Nuts and bolts of earning media coverage:

  • Build your media list

    • Use our online media guide
    • Use the internet
    • Check in with allies
    • Read the newspaper and keep an eye out for which reporters are most likely to write the story
    • Link to find all local media outlets: http://www.congress.org/congressorg/dbq/media/
  • Send out the advisory 2-3 days before the event

    • Localize it for your city
    • Find good messengers to quote in the advisory
    • Most folks use email, but some still prefer fax. Just ask.
  • Contact reporters individually

    • Follow-up after you've sent the advisory. Make it clear why it's incredibly important that they cover your event. This call is the most important part of earning media coverage.

    • Call reporters on the day of the event. Give them a quick update (like how many people you're expecting) and then pitch them on coming again.
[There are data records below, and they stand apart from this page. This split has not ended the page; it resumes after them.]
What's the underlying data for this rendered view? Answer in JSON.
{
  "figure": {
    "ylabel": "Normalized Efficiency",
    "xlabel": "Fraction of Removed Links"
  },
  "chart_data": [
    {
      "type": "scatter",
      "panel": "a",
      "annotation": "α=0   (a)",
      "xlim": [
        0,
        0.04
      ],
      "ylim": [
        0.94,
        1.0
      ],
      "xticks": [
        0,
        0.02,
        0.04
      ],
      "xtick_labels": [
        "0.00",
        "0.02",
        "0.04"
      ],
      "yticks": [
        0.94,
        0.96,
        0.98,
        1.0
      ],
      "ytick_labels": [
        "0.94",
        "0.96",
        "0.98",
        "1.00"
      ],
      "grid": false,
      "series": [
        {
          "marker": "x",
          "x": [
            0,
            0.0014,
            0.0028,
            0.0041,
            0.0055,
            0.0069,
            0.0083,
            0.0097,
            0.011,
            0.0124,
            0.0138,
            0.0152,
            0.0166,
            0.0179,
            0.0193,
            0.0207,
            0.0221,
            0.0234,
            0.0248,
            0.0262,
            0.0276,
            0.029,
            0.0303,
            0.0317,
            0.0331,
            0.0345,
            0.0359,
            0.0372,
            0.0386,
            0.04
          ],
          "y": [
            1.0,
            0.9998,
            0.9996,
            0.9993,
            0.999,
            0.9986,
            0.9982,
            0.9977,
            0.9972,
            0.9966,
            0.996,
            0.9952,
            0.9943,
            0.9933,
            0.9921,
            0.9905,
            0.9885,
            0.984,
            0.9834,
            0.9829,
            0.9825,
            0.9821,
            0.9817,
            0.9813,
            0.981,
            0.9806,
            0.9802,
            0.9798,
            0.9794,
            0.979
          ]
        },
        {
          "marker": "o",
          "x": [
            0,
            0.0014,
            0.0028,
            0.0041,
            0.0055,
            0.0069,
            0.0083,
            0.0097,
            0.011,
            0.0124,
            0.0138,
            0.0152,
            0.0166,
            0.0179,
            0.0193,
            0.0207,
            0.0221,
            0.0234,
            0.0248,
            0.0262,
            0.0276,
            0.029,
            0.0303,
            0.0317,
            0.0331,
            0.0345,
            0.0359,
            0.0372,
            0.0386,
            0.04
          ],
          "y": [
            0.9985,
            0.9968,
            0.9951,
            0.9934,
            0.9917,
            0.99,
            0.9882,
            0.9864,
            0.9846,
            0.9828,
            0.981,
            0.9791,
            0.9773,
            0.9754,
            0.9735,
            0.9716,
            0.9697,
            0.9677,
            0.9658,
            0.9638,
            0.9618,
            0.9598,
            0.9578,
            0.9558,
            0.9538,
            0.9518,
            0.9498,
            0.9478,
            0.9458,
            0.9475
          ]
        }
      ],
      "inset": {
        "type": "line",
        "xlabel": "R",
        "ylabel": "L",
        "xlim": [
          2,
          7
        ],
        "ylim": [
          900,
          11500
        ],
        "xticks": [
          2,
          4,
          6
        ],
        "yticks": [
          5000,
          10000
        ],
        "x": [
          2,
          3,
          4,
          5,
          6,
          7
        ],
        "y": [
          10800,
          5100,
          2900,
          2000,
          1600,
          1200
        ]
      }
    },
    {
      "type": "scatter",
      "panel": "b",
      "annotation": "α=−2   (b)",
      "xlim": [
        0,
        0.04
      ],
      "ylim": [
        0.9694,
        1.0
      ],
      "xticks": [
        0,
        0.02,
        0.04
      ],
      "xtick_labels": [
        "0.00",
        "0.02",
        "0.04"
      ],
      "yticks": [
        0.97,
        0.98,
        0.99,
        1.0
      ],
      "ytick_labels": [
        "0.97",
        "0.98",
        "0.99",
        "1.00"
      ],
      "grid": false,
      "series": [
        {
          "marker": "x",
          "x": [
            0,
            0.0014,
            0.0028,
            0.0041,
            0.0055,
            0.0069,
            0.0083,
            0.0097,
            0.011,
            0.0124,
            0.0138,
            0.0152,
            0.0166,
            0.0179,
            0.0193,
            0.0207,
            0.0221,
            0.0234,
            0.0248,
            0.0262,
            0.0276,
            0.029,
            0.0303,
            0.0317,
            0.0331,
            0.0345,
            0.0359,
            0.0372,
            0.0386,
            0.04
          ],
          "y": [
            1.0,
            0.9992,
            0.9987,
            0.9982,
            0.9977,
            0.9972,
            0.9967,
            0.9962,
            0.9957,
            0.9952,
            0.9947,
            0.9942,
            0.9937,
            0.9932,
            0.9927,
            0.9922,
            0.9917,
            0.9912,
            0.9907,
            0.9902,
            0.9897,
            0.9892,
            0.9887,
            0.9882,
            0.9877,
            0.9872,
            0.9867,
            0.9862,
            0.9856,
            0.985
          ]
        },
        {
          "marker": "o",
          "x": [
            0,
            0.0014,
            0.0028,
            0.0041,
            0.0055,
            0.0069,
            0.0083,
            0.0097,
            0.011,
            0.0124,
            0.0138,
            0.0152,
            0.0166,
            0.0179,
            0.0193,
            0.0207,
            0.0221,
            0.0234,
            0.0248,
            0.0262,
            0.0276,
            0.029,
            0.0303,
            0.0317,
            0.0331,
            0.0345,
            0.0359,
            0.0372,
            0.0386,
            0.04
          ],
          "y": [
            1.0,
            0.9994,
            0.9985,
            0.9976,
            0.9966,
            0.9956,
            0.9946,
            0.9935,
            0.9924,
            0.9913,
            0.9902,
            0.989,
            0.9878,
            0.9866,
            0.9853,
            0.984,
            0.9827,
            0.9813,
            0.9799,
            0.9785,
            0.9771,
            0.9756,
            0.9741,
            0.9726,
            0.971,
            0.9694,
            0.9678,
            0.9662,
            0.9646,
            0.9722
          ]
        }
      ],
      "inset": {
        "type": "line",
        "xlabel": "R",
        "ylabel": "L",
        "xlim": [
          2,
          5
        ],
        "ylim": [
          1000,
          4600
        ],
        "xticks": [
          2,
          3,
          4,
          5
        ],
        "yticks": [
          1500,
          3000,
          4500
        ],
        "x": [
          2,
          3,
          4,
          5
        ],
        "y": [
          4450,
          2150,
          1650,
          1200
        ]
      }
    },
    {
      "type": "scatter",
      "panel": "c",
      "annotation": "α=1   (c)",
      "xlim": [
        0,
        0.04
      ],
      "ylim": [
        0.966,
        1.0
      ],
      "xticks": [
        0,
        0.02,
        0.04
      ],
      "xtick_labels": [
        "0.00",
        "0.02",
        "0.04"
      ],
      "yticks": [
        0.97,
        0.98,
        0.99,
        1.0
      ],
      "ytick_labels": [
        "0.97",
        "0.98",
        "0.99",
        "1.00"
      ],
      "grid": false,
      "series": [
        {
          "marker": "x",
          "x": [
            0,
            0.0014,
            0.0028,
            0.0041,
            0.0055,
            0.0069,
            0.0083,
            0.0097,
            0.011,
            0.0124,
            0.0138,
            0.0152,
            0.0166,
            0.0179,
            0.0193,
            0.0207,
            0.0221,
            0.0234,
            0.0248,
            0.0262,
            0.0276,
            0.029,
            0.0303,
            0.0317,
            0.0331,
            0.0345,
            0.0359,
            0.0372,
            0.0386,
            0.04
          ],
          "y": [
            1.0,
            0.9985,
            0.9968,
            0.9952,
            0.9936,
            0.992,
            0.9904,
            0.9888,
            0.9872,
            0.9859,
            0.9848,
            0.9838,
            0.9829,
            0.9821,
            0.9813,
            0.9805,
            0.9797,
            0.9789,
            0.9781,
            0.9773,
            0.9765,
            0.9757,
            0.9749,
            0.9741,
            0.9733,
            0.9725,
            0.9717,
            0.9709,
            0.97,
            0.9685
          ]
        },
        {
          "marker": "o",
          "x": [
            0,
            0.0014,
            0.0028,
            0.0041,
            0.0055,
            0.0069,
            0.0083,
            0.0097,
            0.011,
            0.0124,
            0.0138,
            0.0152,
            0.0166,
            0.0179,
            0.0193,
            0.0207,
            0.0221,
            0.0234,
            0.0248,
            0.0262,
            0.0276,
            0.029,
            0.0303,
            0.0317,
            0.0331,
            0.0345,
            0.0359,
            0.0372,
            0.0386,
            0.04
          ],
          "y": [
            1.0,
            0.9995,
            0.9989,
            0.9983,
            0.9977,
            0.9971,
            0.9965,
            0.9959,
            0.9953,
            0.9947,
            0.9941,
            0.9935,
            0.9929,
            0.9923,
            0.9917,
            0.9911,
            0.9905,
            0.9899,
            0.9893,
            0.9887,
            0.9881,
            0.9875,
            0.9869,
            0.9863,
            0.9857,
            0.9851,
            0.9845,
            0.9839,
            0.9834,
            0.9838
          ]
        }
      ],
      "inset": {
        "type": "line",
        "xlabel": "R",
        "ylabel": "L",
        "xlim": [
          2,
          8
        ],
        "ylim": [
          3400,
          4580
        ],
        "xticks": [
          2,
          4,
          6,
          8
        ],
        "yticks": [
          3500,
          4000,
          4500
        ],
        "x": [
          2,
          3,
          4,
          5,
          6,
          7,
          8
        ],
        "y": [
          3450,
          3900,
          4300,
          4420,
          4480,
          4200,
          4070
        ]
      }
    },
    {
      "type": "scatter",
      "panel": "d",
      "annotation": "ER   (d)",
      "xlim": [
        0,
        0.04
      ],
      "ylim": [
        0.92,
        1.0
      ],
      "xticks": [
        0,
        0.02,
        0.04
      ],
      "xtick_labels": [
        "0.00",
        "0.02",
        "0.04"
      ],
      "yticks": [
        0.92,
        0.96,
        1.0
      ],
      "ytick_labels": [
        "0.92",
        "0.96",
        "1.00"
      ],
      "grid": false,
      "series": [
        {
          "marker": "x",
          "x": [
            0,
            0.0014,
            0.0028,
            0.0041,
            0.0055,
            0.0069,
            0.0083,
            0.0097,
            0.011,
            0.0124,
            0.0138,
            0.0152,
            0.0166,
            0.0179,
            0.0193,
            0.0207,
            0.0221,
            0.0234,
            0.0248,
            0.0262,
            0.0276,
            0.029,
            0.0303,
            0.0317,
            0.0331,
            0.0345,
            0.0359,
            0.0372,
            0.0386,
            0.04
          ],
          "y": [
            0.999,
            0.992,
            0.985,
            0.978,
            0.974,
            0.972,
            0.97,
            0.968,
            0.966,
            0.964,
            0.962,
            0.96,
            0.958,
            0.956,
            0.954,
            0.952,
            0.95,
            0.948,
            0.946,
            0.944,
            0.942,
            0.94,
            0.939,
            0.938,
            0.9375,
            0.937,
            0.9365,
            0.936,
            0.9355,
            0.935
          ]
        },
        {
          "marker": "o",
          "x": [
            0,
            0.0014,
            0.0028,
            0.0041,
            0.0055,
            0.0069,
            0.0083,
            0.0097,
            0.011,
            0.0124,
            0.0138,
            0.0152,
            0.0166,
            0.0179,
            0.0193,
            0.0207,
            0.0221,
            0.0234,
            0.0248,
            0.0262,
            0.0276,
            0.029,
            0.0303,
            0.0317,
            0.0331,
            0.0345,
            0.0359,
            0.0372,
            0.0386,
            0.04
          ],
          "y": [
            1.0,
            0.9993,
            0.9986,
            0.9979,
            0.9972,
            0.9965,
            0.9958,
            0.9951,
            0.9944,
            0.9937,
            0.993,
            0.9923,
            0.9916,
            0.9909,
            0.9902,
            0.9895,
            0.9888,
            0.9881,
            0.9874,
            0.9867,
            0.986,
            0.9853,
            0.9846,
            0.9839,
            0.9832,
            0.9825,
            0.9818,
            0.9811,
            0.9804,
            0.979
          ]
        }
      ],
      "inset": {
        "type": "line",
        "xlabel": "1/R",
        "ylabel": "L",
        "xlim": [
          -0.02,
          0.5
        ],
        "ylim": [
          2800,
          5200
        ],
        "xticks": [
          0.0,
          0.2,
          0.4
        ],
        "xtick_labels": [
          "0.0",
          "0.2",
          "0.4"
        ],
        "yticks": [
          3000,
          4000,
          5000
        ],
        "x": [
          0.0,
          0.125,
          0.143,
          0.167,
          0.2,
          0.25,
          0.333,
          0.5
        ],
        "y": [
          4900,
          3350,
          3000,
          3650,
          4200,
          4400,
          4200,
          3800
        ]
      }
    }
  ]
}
Make sure they still have your advisory and re-send it if they don't.

  • Look for reporters at your event

    • Greet them and answer any questions they have.
    • If they have cameras, help them get the shots they're looking for

    • If you have any good volunteers with powerful stories, introduce them to reporters

  • Follow-up

    • If the media was present at your event, it's a great idea to follow up with them and send them any photos or other information from your event, and ask them when they plan to publish their story. It's also helpful to ask them if they need any other information to write a great story.

    • If the media wasn't present at your event, give them a call to let them know how it went, and send in or drop off photos and a summary of the outcome of the event.